Sunday, November 8, 2015
The Yankees sound ready to deal.
Yankees general manager Brian Cashman said he’s “open to anything,” according to a report from Fox Sports’ Ken Rosenthal.
While the report said that Cashman doesn’t anticipate trading any of his three top youngsters — starting pitcher Luis Severino, right fielder Aaron Judge and first baseman Greg Bird — the longtime GM sounded like he expects everything to be on the table this season.
“I’m not afraid,” Cashman said, according to the report.
They probably should be, although I’d obviously prefer if the guys who end up getting dealt are guys over 30. They don’t have many ways to upgrade their lineup without trading some pieces.
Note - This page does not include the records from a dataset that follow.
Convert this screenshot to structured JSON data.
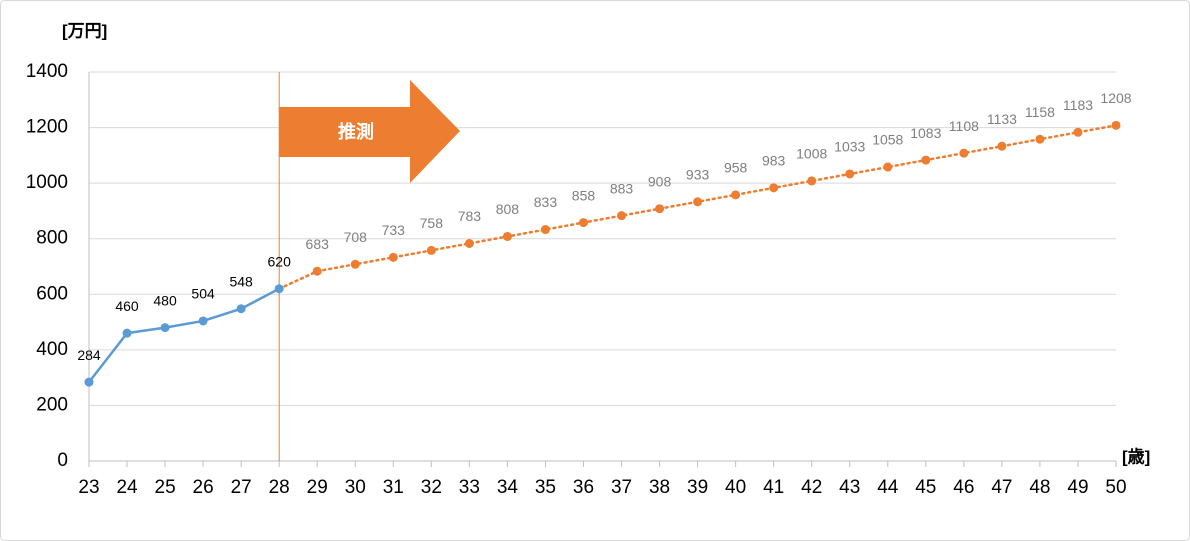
{
  "chart_data": {
    "type": "line",
    "y_unit": "[万円]",
    "x_unit": "[歳]",
    "x": [
      23,
      24,
      25,
      26,
      27,
      28,
      29,
      30,
      31,
      32,
      33,
      34,
      35,
      36,
      37,
      38,
      39,
      40,
      41,
      42,
      43,
      44,
      45,
      46,
      47,
      48,
      49,
      50
    ],
    "xlim": [
      23,
      50
    ],
    "ylim": [
      0,
      1400
    ],
    "yticks": [
      0,
      200,
      400,
      600,
      800,
      1000,
      1200,
      1400
    ],
    "grid": true,
    "annotation": {
      "text": "推測",
      "x": 28,
      "color": "#ed7d31"
    },
    "series": [
      {
        "color": "#5b9bd5",
        "style": "solid",
        "label_color": "#000000",
        "values": [
          284,
          460,
          480,
          504,
          548,
          620,
          null,
          null,
          null,
          null,
          null,
          null,
          null,
          null,
          null,
          null,
          null,
          null,
          null,
          null,
          null,
          null,
          null,
          null,
          null,
          null,
          null,
          null
        ]
      },
      {
        "color": "#ed7d31",
        "style": "dotted",
        "label_color": "#7f7f7f",
        "values": [
          null,
          null,
          null,
          null,
          null,
          620,
          683,
          708,
          733,
          758,
          783,
          808,
          833,
          858,
          883,
          908,
          933,
          958,
          983,
          1008,
          1033,
          1058,
          1083,
          1108,
          1133,
          1158,
          1183,
          1208
        ]
      }
    ]
  }
}
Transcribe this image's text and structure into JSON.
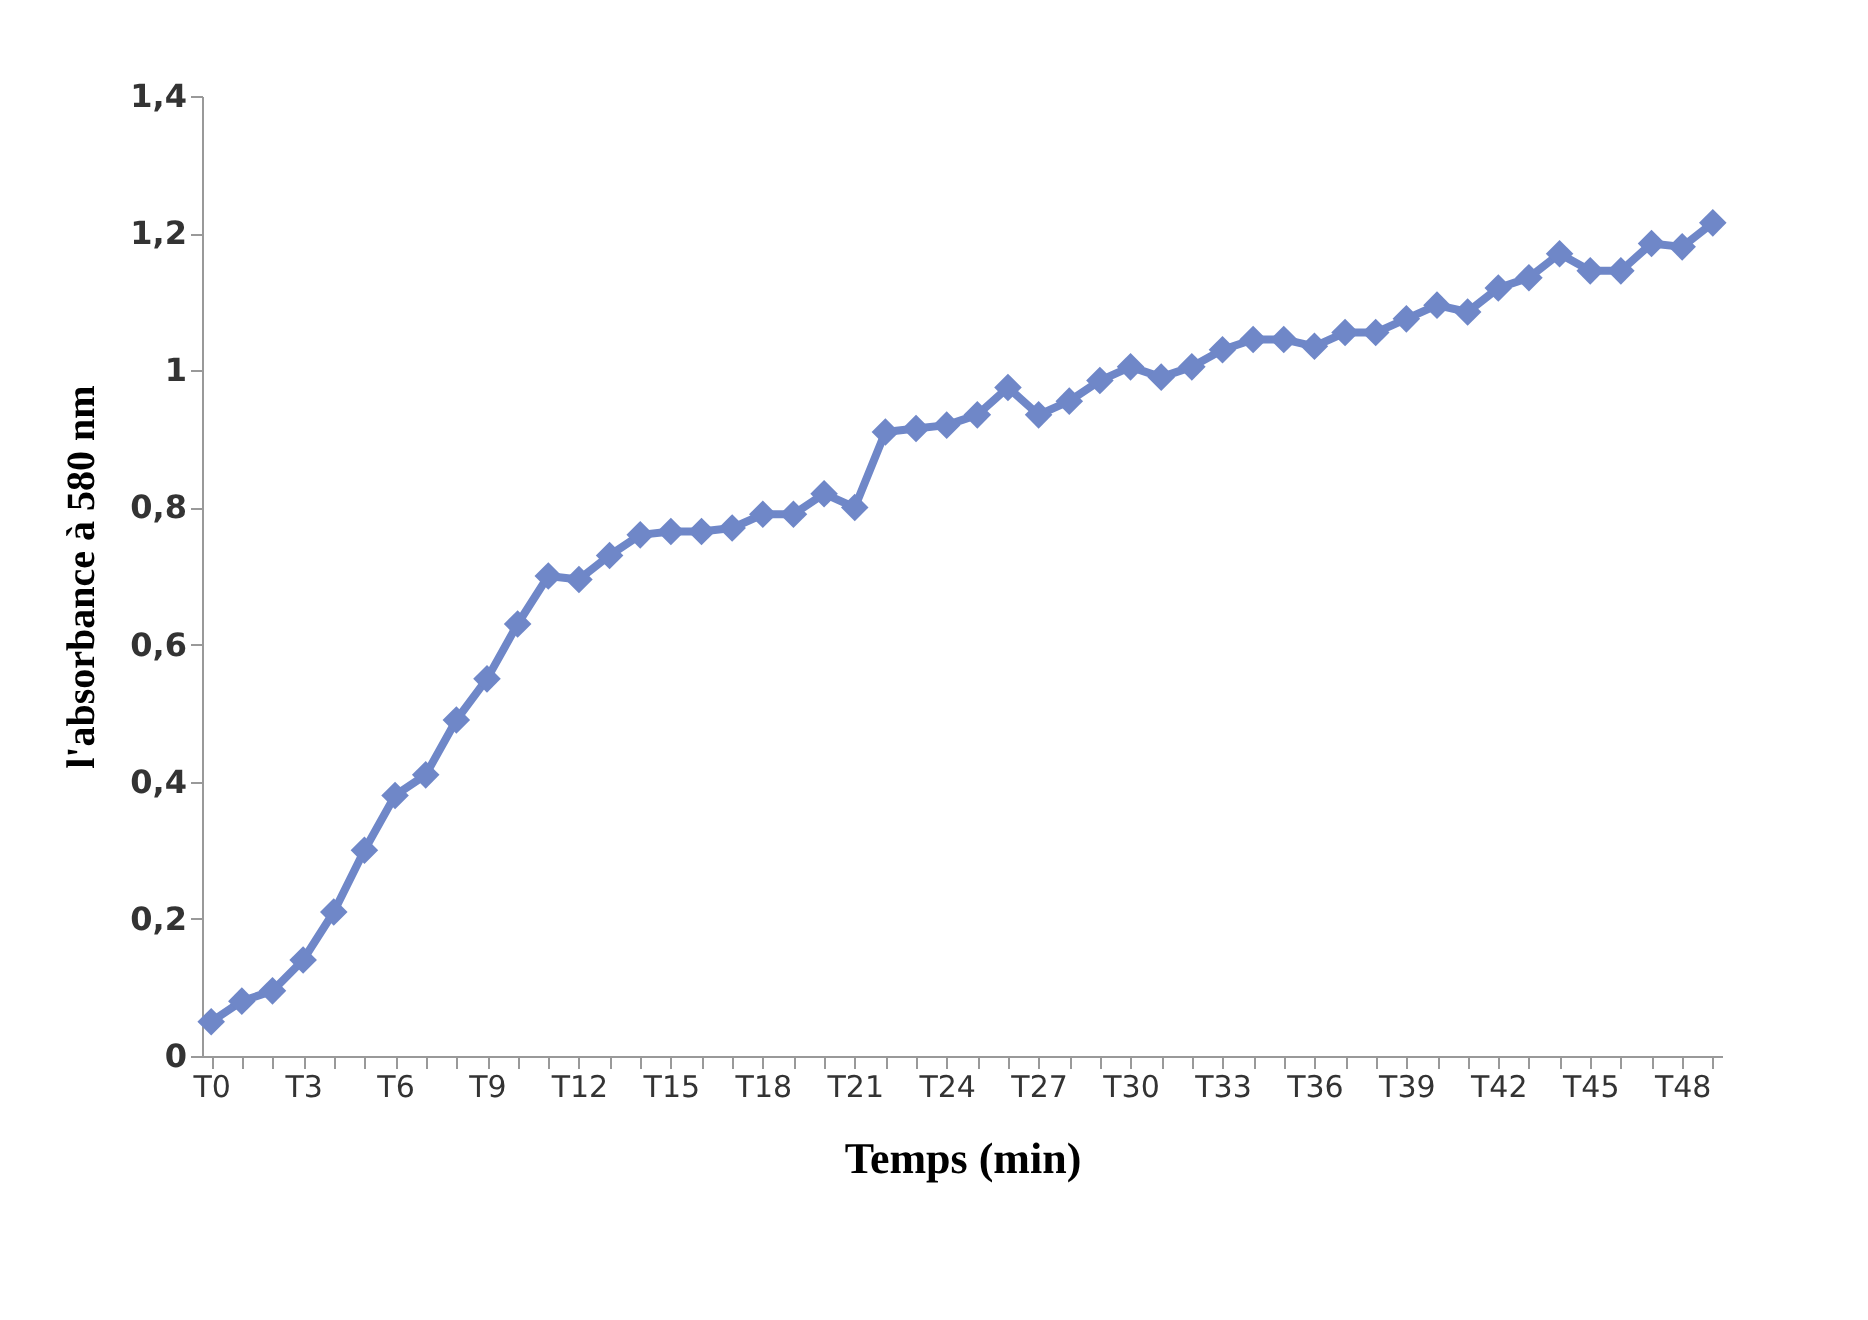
{
  "chart_data": {
    "type": "line",
    "xlabel": "Temps (min)",
    "ylabel": "l'absorbance à 580  nm",
    "categories": [
      "T0",
      null,
      null,
      "T3",
      null,
      null,
      "T6",
      null,
      null,
      "T9",
      null,
      null,
      "T12",
      null,
      null,
      "T15",
      null,
      null,
      "T18",
      null,
      null,
      "T21",
      null,
      null,
      "T24",
      null,
      null,
      "T27",
      null,
      null,
      "T30",
      null,
      null,
      "T33",
      null,
      null,
      "T36",
      null,
      null,
      "T39",
      null,
      null,
      "T42",
      null,
      null,
      "T45",
      null,
      null,
      "T48",
      null
    ],
    "series": [
      {
        "color": "#6f87c8",
        "values": [
          0.05,
          0.08,
          0.095,
          0.14,
          0.21,
          0.3,
          0.38,
          0.41,
          0.49,
          0.55,
          0.63,
          0.7,
          0.695,
          0.73,
          0.76,
          0.765,
          0.765,
          0.77,
          0.79,
          0.79,
          0.82,
          0.8,
          0.91,
          0.915,
          0.92,
          0.935,
          0.975,
          0.935,
          0.955,
          0.985,
          1.005,
          0.99,
          1.005,
          1.03,
          1.045,
          1.045,
          1.035,
          1.055,
          1.055,
          1.075,
          1.095,
          1.085,
          1.12,
          1.135,
          1.17,
          1.145,
          1.145,
          1.185,
          1.18,
          1.215
        ]
      }
    ],
    "ylim": [
      0,
      1.4
    ],
    "yticks": [
      0,
      {
        "value": 0.2,
        "label": "0,2"
      },
      {
        "value": 0.4,
        "label": "0,4"
      },
      {
        "value": 0.6,
        "label": "0,6"
      },
      {
        "value": 0.8,
        "label": "0,8"
      },
      1,
      {
        "value": 1.2,
        "label": "1,2"
      },
      {
        "value": 1.4,
        "label": "1,4"
      }
    ],
    "grid": false,
    "legend": false,
    "marker": "diamond",
    "line_style": "solid"
  }
}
Thursday, November 5, 2015
In a conference call late this morning, new Yankees hitting coach Alan Cockrell revealed Brett Gardner played almost the entire season with a wrist injury. Cockrell didn’t know the exact date that the problem started, but he said it started with a hit by pitch very early in the season (he thought it was maybe in Tampa Bay).
Just looking through Gardner’s season, it seems April 13 is probably the date in question. That was the Baltimore game when Stephen Drew hit a grand slam off the bench. Gardner was hit in the right wrist very near a spot where he’d been hit in the opening home stand. He was sent for X-rays, which were negative, but he still missed the next two games. Cockrell might have Tampa in his mind because Tampa was the next stop, and that’s where Gardner returned to the lineup while presumably still getting significant treatment.
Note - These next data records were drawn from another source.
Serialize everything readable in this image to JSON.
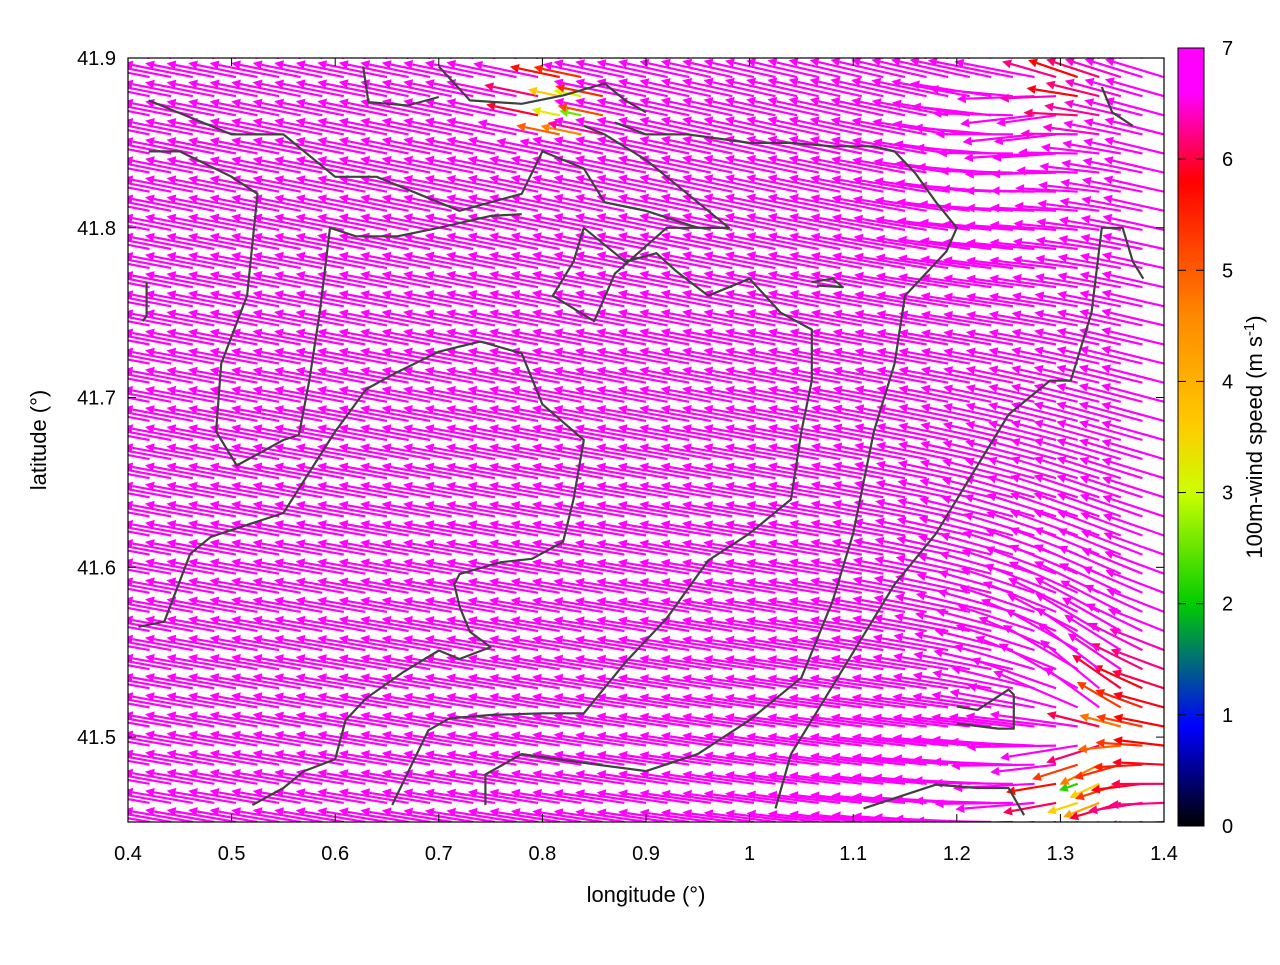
{
  "chart_data": {
    "type": "vector-field",
    "xlabel": "longitude (°)",
    "ylabel": "latitude (°)",
    "xlim": [
      0.4,
      1.4
    ],
    "ylim": [
      41.45,
      41.9
    ],
    "x_ticks": [
      "0.4",
      "0.5",
      "0.6",
      "0.7",
      "0.8",
      "0.9",
      "1",
      "1.1",
      "1.2",
      "1.3",
      "1.4"
    ],
    "y_ticks": [
      "41.5",
      "41.6",
      "41.7",
      "41.8",
      "41.9"
    ],
    "x_tick_values": [
      0.4,
      0.5,
      0.6,
      0.7,
      0.8,
      0.9,
      1.0,
      1.1,
      1.2,
      1.3,
      1.4
    ],
    "y_tick_values": [
      41.5,
      41.6,
      41.7,
      41.8,
      41.9
    ],
    "colorbar": {
      "label": "100m-wind speed (m s-1)",
      "label_main": "100m-wind speed (m s",
      "label_sup": "-1",
      "label_end": ")",
      "range": [
        0,
        7
      ],
      "ticks": [
        "0",
        "1",
        "2",
        "3",
        "4",
        "5",
        "6",
        "7"
      ],
      "tick_values": [
        0,
        1,
        2,
        3,
        4,
        5,
        6,
        7
      ],
      "palette": [
        "#000000",
        "#0000ff",
        "#00cc00",
        "#ccff00",
        "#ffcc00",
        "#ff8800",
        "#ff0000",
        "#ff00ff",
        "#ff00ff"
      ],
      "palette_stops": [
        0,
        0.9,
        2,
        3,
        3.6,
        4.6,
        5.8,
        6.6,
        7
      ]
    },
    "vector_field": {
      "grid_x_count": 48,
      "grid_y_count": 40,
      "speed_cap": 7,
      "arrow_scale_deg_per_ms": 0.0085,
      "base_flow": {
        "u": -7.6,
        "v": 0.9
      },
      "sources": [
        {
          "lon": 1.33,
          "lat": 41.505,
          "strength": 0.014
        },
        {
          "lon": 1.285,
          "lat": 41.89,
          "strength": 0.01
        }
      ],
      "stagnation": [
        {
          "lon": 0.83,
          "lat": 41.87,
          "radius": 0.05
        },
        {
          "lon": 1.32,
          "lat": 41.47,
          "radius": 0.045
        }
      ]
    },
    "coastline_color": "#404040",
    "contours": [
      [
        [
          0.42,
          41.875
        ],
        [
          0.5,
          41.855
        ],
        [
          0.55,
          41.855
        ],
        [
          0.6,
          41.83
        ],
        [
          0.64,
          41.83
        ],
        [
          0.7,
          41.815
        ],
        [
          0.72,
          41.81
        ],
        [
          0.78,
          41.82
        ],
        [
          0.8,
          41.845
        ],
        [
          0.84,
          41.835
        ],
        [
          0.86,
          41.815
        ],
        [
          0.9,
          41.81
        ],
        [
          0.95,
          41.8
        ],
        [
          0.98,
          41.8
        ],
        [
          0.94,
          41.82
        ],
        [
          0.9,
          41.84
        ],
        [
          0.86,
          41.855
        ],
        [
          0.84,
          41.86
        ]
      ],
      [
        [
          0.42,
          41.845
        ],
        [
          0.45,
          41.845
        ],
        [
          0.5,
          41.83
        ],
        [
          0.525,
          41.82
        ],
        [
          0.515,
          41.76
        ],
        [
          0.49,
          41.72
        ],
        [
          0.485,
          41.68
        ],
        [
          0.505,
          41.66
        ],
        [
          0.55,
          41.675
        ],
        [
          0.565,
          41.678
        ],
        [
          0.575,
          41.71
        ],
        [
          0.585,
          41.75
        ],
        [
          0.595,
          41.8
        ],
        [
          0.62,
          41.795
        ],
        [
          0.66,
          41.795
        ],
        [
          0.7,
          41.8
        ],
        [
          0.75,
          41.807
        ],
        [
          0.78,
          41.808
        ]
      ],
      [
        [
          0.418,
          41.768
        ],
        [
          0.418,
          41.748
        ],
        [
          0.414,
          41.745
        ]
      ],
      [
        [
          0.41,
          41.565
        ],
        [
          0.435,
          41.568
        ],
        [
          0.46,
          41.608
        ],
        [
          0.48,
          41.618
        ],
        [
          0.55,
          41.632
        ],
        [
          0.6,
          41.68
        ],
        [
          0.63,
          41.705
        ],
        [
          0.66,
          41.715
        ],
        [
          0.7,
          41.727
        ],
        [
          0.74,
          41.733
        ],
        [
          0.78,
          41.726
        ],
        [
          0.8,
          41.696
        ],
        [
          0.84,
          41.675
        ],
        [
          0.83,
          41.64
        ],
        [
          0.82,
          41.615
        ],
        [
          0.79,
          41.605
        ],
        [
          0.76,
          41.603
        ],
        [
          0.72,
          41.596
        ],
        [
          0.715,
          41.59
        ],
        [
          0.72,
          41.577
        ],
        [
          0.73,
          41.562
        ],
        [
          0.75,
          41.553
        ],
        [
          0.72,
          41.546
        ],
        [
          0.7,
          41.551
        ],
        [
          0.665,
          41.538
        ],
        [
          0.63,
          41.523
        ],
        [
          0.61,
          41.51
        ],
        [
          0.6,
          41.487
        ],
        [
          0.57,
          41.48
        ],
        [
          0.55,
          41.47
        ],
        [
          0.52,
          41.46
        ]
      ],
      [
        [
          0.655,
          41.46
        ],
        [
          0.67,
          41.479
        ],
        [
          0.69,
          41.504
        ],
        [
          0.71,
          41.511
        ],
        [
          0.75,
          41.513
        ],
        [
          0.8,
          41.514
        ],
        [
          0.84,
          41.514
        ],
        [
          0.88,
          41.544
        ],
        [
          0.92,
          41.57
        ],
        [
          0.96,
          41.604
        ],
        [
          1.0,
          41.62
        ],
        [
          1.04,
          41.64
        ],
        [
          1.05,
          41.68
        ],
        [
          1.06,
          41.71
        ],
        [
          1.06,
          41.74
        ],
        [
          1.03,
          41.75
        ],
        [
          1.0,
          41.77
        ],
        [
          0.96,
          41.76
        ],
        [
          0.93,
          41.774
        ],
        [
          0.91,
          41.785
        ],
        [
          0.88,
          41.78
        ],
        [
          0.86,
          41.79
        ],
        [
          0.84,
          41.8
        ],
        [
          0.83,
          41.78
        ],
        [
          0.81,
          41.76
        ],
        [
          0.85,
          41.745
        ],
        [
          0.87,
          41.773
        ],
        [
          0.92,
          41.8
        ],
        [
          0.98,
          41.8
        ]
      ],
      [
        [
          0.745,
          41.46
        ],
        [
          0.745,
          41.478
        ],
        [
          0.78,
          41.49
        ],
        [
          0.85,
          41.484
        ],
        [
          0.9,
          41.48
        ],
        [
          0.95,
          41.49
        ],
        [
          1.0,
          41.51
        ],
        [
          1.05,
          41.535
        ],
        [
          1.08,
          41.58
        ],
        [
          1.1,
          41.62
        ],
        [
          1.12,
          41.68
        ],
        [
          1.14,
          41.72
        ],
        [
          1.15,
          41.76
        ],
        [
          1.19,
          41.786
        ],
        [
          1.2,
          41.8
        ],
        [
          1.18,
          41.815
        ],
        [
          1.16,
          41.832
        ],
        [
          1.14,
          41.845
        ],
        [
          1.12,
          41.848
        ],
        [
          1.08,
          41.848
        ],
        [
          1.04,
          41.85
        ],
        [
          1.0,
          41.85
        ],
        [
          0.94,
          41.855
        ],
        [
          0.9,
          41.855
        ],
        [
          0.87,
          41.862
        ]
      ],
      [
        [
          1.065,
          41.766
        ],
        [
          1.09,
          41.765
        ],
        [
          1.08,
          41.77
        ],
        [
          1.06,
          41.768
        ]
      ],
      [
        [
          1.025,
          41.458
        ],
        [
          1.04,
          41.49
        ],
        [
          1.07,
          41.52
        ],
        [
          1.1,
          41.55
        ],
        [
          1.14,
          41.59
        ],
        [
          1.18,
          41.62
        ],
        [
          1.22,
          41.66
        ],
        [
          1.25,
          41.69
        ],
        [
          1.29,
          41.71
        ],
        [
          1.31,
          41.71
        ],
        [
          1.33,
          41.75
        ],
        [
          1.34,
          41.8
        ],
        [
          1.36,
          41.8
        ],
        [
          1.37,
          41.78
        ],
        [
          1.38,
          41.77
        ]
      ],
      [
        [
          1.2,
          41.518
        ],
        [
          1.22,
          41.516
        ],
        [
          1.25,
          41.528
        ],
        [
          1.255,
          41.525
        ],
        [
          1.255,
          41.505
        ],
        [
          1.24,
          41.505
        ],
        [
          1.2,
          41.508
        ]
      ],
      [
        [
          1.11,
          41.458
        ],
        [
          1.18,
          41.472
        ],
        [
          1.22,
          41.47
        ],
        [
          1.25,
          41.47
        ],
        [
          1.265,
          41.454
        ]
      ],
      [
        [
          0.7,
          41.895
        ],
        [
          0.73,
          41.875
        ],
        [
          0.78,
          41.873
        ],
        [
          0.82,
          41.878
        ],
        [
          0.86,
          41.885
        ],
        [
          0.88,
          41.875
        ],
        [
          0.9,
          41.868
        ]
      ],
      [
        [
          0.627,
          41.895
        ],
        [
          0.632,
          41.874
        ],
        [
          0.67,
          41.872
        ],
        [
          0.7,
          41.877
        ]
      ],
      [
        [
          1.34,
          41.883
        ],
        [
          1.35,
          41.868
        ],
        [
          1.37,
          41.86
        ]
      ]
    ]
  }
}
“I know that that bothered him off and on the entire year,” Cockrell said.
When I first heard this, I thought it sounded like total baloney. Just a Yankee employee trying to make excuses. However, there was a fascinating wrinkle that I didn’t realize. Players are allowed three cortisone shots per season. Gardner used his last one up at the end of July. So, with that in mind, it suddenly actually sounds kind of believable. Why even run the guy out there, then, though? What the heck? Just put him on the DL!!
The New York Yankees announced seven roster moves on Wednesday, including the news that RHP Andrew Bailey has elected free agency in lieu of accepting an outright assignment to the minors.
The team also sold the contract of RHP Chris Martin to the Hokkaido Nippon-Ham Fighters of the Japanese Pacific League for $750,000, added RHP Vicente Campos to the 40-man roster, and officially reinstated four players - RHP Domingo German, LHP Jacob Lindgren, RHP Chase Whitley and OF Mason Williams - from the 60-day disabled list.
The moves leave the Yankees’ current 40-man roster at 39 players.
Bailey is still not technically a free agent, he’ll just be subject to arbitration now. That would be dependent on the Yankees tendering him a contract, which they are not certain to do.
In other exciting news, the Yankees confirm that Brendan Ryan has exercised his part of a mutual option which would bring him back in 2016. It’s for $1M if the Yankees decline their part of the option, and $2M if they don’t. And if they don’t, they are paying $1M more than they need to be so I’m not exactly sure why they wouldn’t.
At that price tag, Ryan is not a real problem. He’ll either be a backup infielder or he’ll be somewhere else.